Alexander E. Merkler, MD
Benedictus MR, Hochart A, Rossi C, Boulouis G, Hénon H, van der Flier WM, and Cordonnier C. Prognostic Factors for Cognitive Decline After Intracerebral Hemorrhage. Stroke. 2015
The association between stroke and cognitive decline is complex and, as Drs. Benedictus et al point out, pre-existing dementia is often present in patients with stroke, and post-stroke dementia is also highly prevalent. Furthermore, dementia increases the risk of stroke, and as a corollary, stroke also increases the risk of dementia. Disentangling this relationship poses a challenge.
In the present article, Drs. Benedictus and her colleagues evaluate the association and potential risk factors for cognitive decline after intracerebral hemorrhage (ICH). Although ICH accounts for only 10% of all strokes, the mortality rate is over 50% within the first year. Although various scores have been created to help predict which patients will survive and regain functional independence (ICH score and FUNC score), there has been a paucity of data on cognitive outcomes after ICH.
In order to assess risk factors for cognitive decline after ICH, the authors evaluated a cohort of adult patients with ICH. MRI was used to evaluate for cortical atrophy, white matter hyperintensities, lacunes, and microbleeds. Patients were prospectively followed for cognitive decline using MMSEs at 6 months, 12 months, and then annually after ICH.
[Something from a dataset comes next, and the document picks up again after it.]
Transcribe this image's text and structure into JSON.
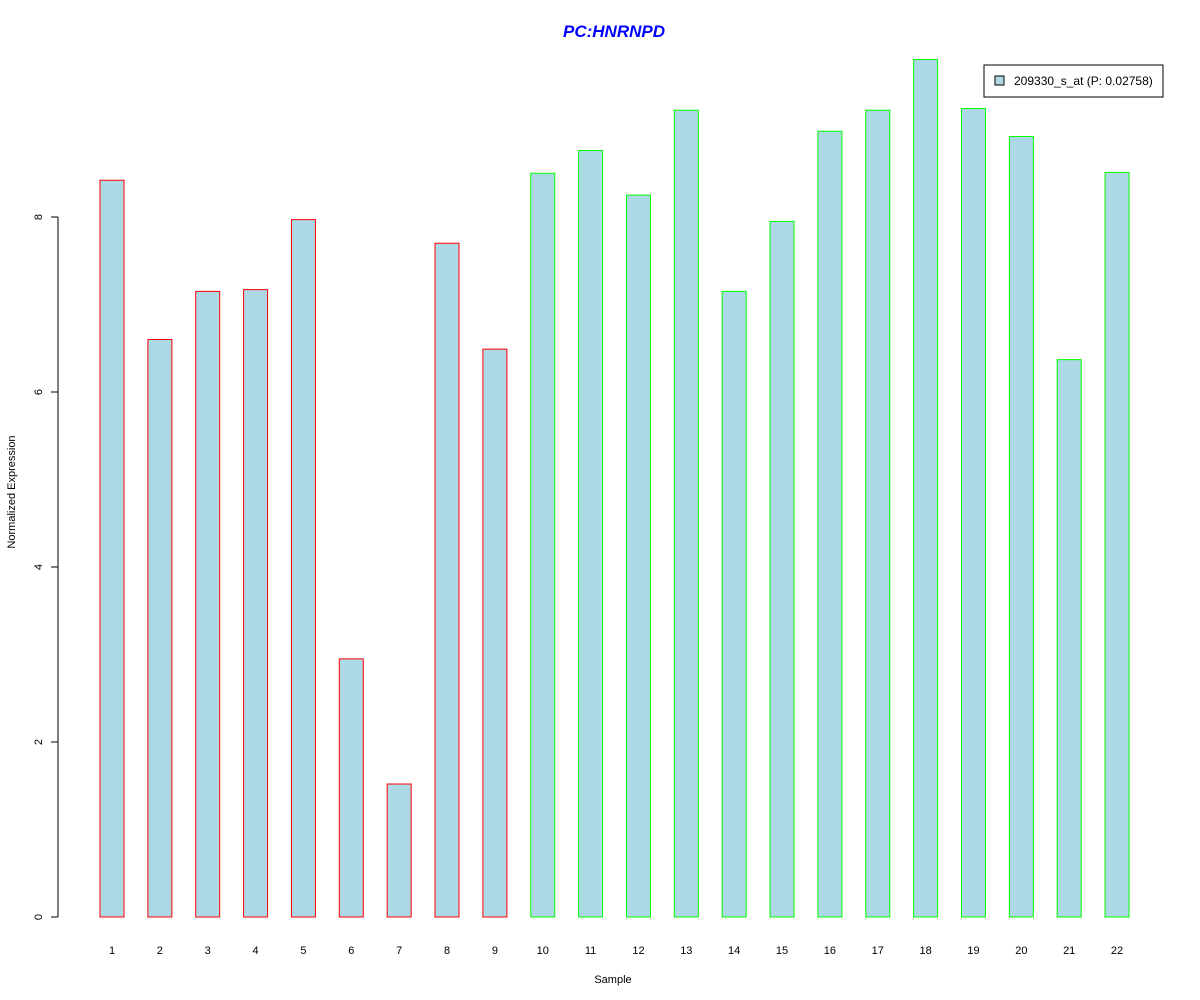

Out of a cohort of 560 patients, 167 were included in the final analysis. During a median follow-up of 4 years, 37% of patients developed cognitive decline. Perhaps not surprisingly, pre-existing cognitive impairment was the strongest predictor of cognitive decline after ICH. In addition, both previous stroke/TIA and severity of cortical atrophy (but not presence of white matter hyperintensities, microbleeds, or lacunes) were associated with cognitive decline after ICH. In a post-hoc sensitivity analysis evaluating risk factors of cognitive decline in patients without pre-existing cognitive decline, only severity of cortical atrophy remained associated with development of cognitive decline. Finally, ICH location (lobar or non-lobar) was not associated with development of cognitive decline.
Limitations include: 1) baseline demographics (age) and radiographic risk factors such as cortical atrophy were not equally distributed between patients who had cognitive data available for analysis; 2) cognitive decline was solely based on MMSE which made it impossible to perform in patients with certain neurological sequelae of stroke such as aphasia; and 3) cognitive status was only evaluated in patients who survived for at least 1 year after ICH (since patients needed 2 MMSE performed 6 months apart), which limits generalizability of this study.
Overall, what does this study tell us? First, more than 1/3 of patients with ICH will develop cognitive decline. Second, risk factors for the development of cognitive decline after ICH are already present before ICH occurs – baseline cognitive impairment, prior stroke/TIA, and baseline cortical atrophy. Third, the interaction between neurodegenerative and vascular pathology is complex, but this study emphasizes the need for better stroke prevention, which, in turn, may lead to decreased neurodegeneration and perhaps vice versa.